Luke's jaw worked silently. His gaze dropped to where her hand clutched at her abdomen, the knuckles bleached white from pressure. When he looked back up, his dark eyes held a terrifying understanding. "You're not fine." The words came out strangled. "You're not fucking fine, Iris."

The dam broke then. A shudder wracked her body as the pain crested, drawing a whimper from her lips before she could stop it. Luke made a wounded noise in response, his arms circling her waist as he lifted her effortlessly from the chair. Every movement sent fresh knives through her pelvis, but she bit her lip bloody to keep from crying out.

"Bedroom," she managed through clenched teeth. "Top drawer... red pills."

Luke carried her with the fragility of someone handling spun glass, his breathing ragged against her hair. She could feel his heart hammering through his shirt where her cheek pressed against his chest—too fast, too frantic.
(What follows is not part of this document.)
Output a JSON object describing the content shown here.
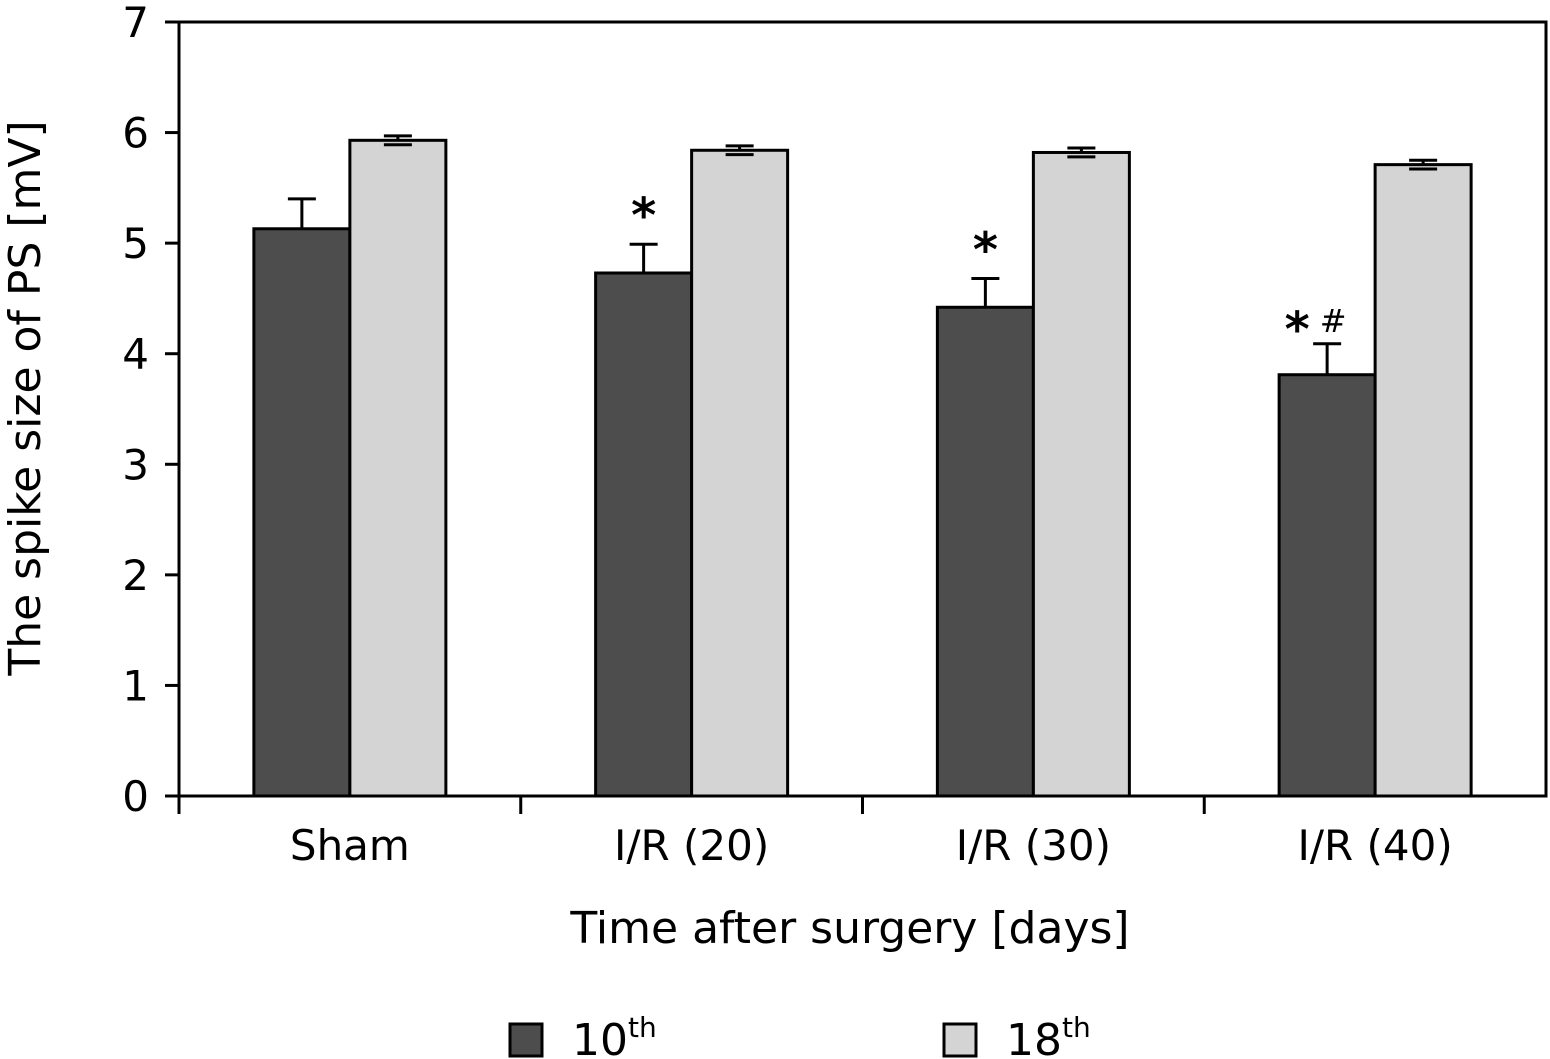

The five steps to their bedroom stretched into an eternity, each one measured in the increasing dampness of her borrowed shirt—sweat or blood, she wasn't sure. The scent of it, coppery and thick, clung to the air between them.

When he laid her on the mattress, his hands lingered, smoothing back her damp curls with a tenderness that made her want to weep. "I'm getting your pills," he said, voice thick. "Then we're calling Dr. Cho."

Iris grabbed his wrist as he turned, her grip weaker than she intended. "No hospitals." The plea came out sharper than intended. "Not yet."

His face did something complicated then—anger and grief and helpless love twisting his features before he schooled them into careful neutrality. The drawer rattled as he yanked it open, the pill bottle clattering against wood. When he returned with water and medication, his hands were steady but his eyes betrayed him—darting between her face and the red stains now blooming on the sheets beneath her like ink in water.

"Luke," she whispered as the pills stuck in her dry throat. His name was both apology and plea, a single syllable holding everything she couldn't say. The mattress dipped as he gathered her into his lap, his broad hands spanning her back as she curled into him. His warmth seeped into her, but it wasn't enough to chase away the cold creeping into her bones.

Outside, the city continued its indifferent hum—cars honking, children laughing on the sidewalk below, a dog barking in the distance. Life marching on while hers slipped through their fingers like sand. Luke pressed his lips to her temple, his exhale shuddering. "I can't lose you," he murmured, so quiet she almost didn't catch it.

And that—the raw fear in his voice—was worse than the pain.